Golden Age of Piracy

The Golden Age of Piracy is a common designation given to usually one or more outbursts of piracy in maritime history of the early modern period. In its broadest accepted definition, the Golden Age of Piracy spans from the 1650s to the 1730s and covers three separate outbursts of piracy:

  1. the buccaneering period of approximately 1650 to 1680, characterized by Anglo-French seamen based on Jamaica and Tortuga attacking Spanish colonies and shipping in the Caribbean and eastern Pacific,
  2. the Pirate Round of the 1690s, associated with long-distance voyages from Bermuda and the Americas to rob Muslim and East India Company targets in the Indian Ocean and Red Sea, and
  3. the post-Spanish Succession period, defined by Marcus Rediker as extending from 1716 to 1726, when Anglo-American sailors and privateers left unemployed by the end of the War of the Spanish Succession turned en masse to piracy in the Caribbean, the American eastern seaboard, the West African coast, and the Indian Ocean.
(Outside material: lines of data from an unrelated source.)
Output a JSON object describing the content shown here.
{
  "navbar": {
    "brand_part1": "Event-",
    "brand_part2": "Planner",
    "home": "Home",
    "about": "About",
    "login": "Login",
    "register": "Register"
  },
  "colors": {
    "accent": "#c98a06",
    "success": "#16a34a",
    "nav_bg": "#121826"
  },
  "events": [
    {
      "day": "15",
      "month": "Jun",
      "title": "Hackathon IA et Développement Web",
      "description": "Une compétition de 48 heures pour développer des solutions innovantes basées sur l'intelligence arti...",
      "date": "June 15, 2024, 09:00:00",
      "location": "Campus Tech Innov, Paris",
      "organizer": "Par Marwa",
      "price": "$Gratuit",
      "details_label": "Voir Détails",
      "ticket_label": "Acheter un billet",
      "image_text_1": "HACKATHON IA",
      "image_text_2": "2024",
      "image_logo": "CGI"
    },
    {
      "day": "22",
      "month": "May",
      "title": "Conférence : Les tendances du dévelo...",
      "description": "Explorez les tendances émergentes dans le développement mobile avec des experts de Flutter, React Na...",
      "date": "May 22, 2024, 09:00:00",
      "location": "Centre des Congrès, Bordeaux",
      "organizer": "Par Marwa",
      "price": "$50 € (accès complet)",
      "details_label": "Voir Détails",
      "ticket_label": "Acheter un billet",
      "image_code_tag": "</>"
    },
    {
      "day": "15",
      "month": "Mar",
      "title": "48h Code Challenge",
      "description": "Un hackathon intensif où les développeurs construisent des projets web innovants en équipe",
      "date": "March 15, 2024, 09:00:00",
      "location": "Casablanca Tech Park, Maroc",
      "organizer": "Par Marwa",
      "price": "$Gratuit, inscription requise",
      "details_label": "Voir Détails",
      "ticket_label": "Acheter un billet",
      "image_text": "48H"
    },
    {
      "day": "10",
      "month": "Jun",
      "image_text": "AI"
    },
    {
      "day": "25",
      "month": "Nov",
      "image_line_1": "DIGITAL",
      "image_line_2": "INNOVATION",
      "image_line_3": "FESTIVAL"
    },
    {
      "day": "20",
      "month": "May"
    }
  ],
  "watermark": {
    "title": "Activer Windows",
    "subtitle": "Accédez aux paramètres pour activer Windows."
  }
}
Narrower definitions of the Golden Age sometimes exclude the first or second periods, but most include at least some portion of the third. The modern conception of pirates as depicted in popular culture is derived largely, though not always accurately, from the Golden Age of Piracy.

Factors contributing to piracy during the Golden Age included the rise in quantities of valuable cargoes being shipped to Europe over vast ocean areas, reduced European navies in certain regions, the training and experience that many sailors had gained in European navies (particularly the Royal Navy), and ineffective government in European overseas colonies. The colonial powers at the time constantly fought with pirates and engaged in several notable battles and other related events.